Hybrid search beat a bigger model

May 20, 2026

RAGretrieval

When the university assistant gave a wrong answer, my first instinct was the wrong one: reach for a bigger model. It rarely helped. The model wasn’t the problem — it was answering faithfully from passages that didn’t contain the answer in the first place. Garbage in, confident garbage out.

The fix was retrieval, not generation.

Semantic search alone has a blind spot

Pure vector search is great at meaning. Ask “how do I request time off” and it finds the leave-policy page even if those exact words never appear. But it’s oddly bad at the things institutions care about most: a form number, an acronym, an exact policy code. “Form 3401-B” embeds into roughly the same place as “Form 3402-B”, and now you’re quoting the wrong form.

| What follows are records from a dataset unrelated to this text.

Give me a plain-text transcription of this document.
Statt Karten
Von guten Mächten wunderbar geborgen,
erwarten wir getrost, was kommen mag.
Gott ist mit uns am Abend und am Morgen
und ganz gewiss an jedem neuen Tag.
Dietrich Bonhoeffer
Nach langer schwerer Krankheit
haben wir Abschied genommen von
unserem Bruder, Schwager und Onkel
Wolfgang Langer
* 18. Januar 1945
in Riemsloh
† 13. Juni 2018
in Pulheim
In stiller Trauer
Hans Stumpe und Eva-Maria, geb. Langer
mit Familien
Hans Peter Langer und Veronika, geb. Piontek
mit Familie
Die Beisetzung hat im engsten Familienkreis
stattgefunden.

Keyword search has the opposite strengths. So I run both and merge them.

flowchart LR
Q[Question] --> S[Semantic<br/>search]
Q --> K[Keyword<br/>search]
S --> M[Merge]
K --> M
M --> R[Rerank]
R --> T[Top passages<br/>to the model]

Two retrievers, one merged-and-reranked result set.

What actually moved the needle

  • Reranking the merged set. Pulling 20 candidates from each retriever and letting a reranker pick the best 5 mattered more than any model swap.
  • Keeping exact terms exact. The keyword half rescued every question that hinged on a code, a name, or a number.
  • Measuring it. I built a small set of real questions with known-good passages, so “did retrieval get better” became a number instead of a vibe.

The bigger model is still there if I want it. But most days, the boring combination of two retrievers and a reranker is what made people stop saying “that’s wrong.”